Currently, Schaefer is the Graham Perdue Professor of Chemistry and director of the Center for Computational Chemistry at the University of Georgia.
His research involves solving important problems in molecular quantum mechanics. With over 1,300 publications between 1981 and 1997, Schaefer was the sixth-most cited chemist in the world.
He has received many distinguished awards, including the Schroedinger Medal and the Ira Remsen Award of the American Chemical Society.
A scientist and a Christian, Schaefer has presented many lectures throughout the nation on the relationship between science and Christianity. He is the author of “Science and Christianity: Conflict or Coherence.”
“I’m interested to see what a scientist rather than a humanist says about religion and science,” Ferngren said.

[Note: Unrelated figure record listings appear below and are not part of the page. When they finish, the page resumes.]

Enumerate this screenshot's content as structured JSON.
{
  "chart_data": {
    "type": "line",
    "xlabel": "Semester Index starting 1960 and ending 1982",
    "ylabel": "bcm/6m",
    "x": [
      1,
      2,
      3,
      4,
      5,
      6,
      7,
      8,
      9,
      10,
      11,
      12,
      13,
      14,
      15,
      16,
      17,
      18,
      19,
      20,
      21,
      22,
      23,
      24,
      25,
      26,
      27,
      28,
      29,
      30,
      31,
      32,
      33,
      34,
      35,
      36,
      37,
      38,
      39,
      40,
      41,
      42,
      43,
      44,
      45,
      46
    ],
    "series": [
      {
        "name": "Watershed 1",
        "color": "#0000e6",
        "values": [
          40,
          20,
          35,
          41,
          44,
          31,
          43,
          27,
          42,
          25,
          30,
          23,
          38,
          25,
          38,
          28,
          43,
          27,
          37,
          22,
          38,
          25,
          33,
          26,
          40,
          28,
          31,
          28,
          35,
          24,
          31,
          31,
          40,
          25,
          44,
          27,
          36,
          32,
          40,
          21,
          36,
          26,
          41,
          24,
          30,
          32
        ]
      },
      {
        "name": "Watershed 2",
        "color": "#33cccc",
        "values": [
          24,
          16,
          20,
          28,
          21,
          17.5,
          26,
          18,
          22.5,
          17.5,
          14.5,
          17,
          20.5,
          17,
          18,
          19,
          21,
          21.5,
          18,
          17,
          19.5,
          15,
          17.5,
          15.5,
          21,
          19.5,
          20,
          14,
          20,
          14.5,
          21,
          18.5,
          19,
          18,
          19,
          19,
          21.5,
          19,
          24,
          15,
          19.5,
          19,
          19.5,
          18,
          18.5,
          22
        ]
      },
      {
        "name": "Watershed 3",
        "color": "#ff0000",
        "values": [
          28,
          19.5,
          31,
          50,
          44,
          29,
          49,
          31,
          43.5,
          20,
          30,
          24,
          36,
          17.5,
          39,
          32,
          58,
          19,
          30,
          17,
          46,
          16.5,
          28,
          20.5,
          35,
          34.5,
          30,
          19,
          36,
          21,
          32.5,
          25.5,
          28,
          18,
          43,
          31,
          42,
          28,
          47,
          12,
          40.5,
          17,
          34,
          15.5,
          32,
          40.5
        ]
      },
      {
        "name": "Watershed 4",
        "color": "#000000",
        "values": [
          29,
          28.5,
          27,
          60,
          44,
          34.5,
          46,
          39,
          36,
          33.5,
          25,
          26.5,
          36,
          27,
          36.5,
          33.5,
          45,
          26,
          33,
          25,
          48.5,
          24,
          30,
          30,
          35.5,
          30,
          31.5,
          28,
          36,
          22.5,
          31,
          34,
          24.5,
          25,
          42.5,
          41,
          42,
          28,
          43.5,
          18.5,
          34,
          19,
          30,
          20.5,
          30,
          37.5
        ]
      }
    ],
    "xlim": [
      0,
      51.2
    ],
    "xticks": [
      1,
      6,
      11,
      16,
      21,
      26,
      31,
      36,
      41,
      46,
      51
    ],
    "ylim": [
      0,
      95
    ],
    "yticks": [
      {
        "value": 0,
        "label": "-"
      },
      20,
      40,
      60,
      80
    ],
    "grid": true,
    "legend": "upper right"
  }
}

In his presentation, Schaefer will discuss leading theories about the beginning of time, space and life’s existence. From his perspective as both a scientist and a Christian, Schaefer will explore the Big Bang Theory, suggesting that it shapes not only the understanding of the origin of life, but the nature of God as well.
“I’m expecting an interesting perspective on both science and Christianity from Dr. Schaefer,” said Socratic Club president Matt Rueben. “I think he will take an approach of harmonizing both science and Christianity, which will be refreshing to see the two come together.”
The Socratic Club, largely founded on the principle of Thomas C. Haliburton’s quote: “Hear one side and you will be in the dark. Hear both and all will be clear,” still seeks to provide time for multi-sided thought and discussion on the lecture. After the seminar, the audience will have an opportunity to ask Schaefer questions.
“I’m excitied to hear the questions of the audience,” Reuben said. “With a single-speaker lecture, this will still provide an opportunity to hopefully evoke more views on the topic than just the speaker’s.”
For those who wish to see the presentation but cannot make it to the LaSells Center, a live stream of the event can be accessed at live.oregonstate.edu, and made available on YouTube later. As always, the event is free.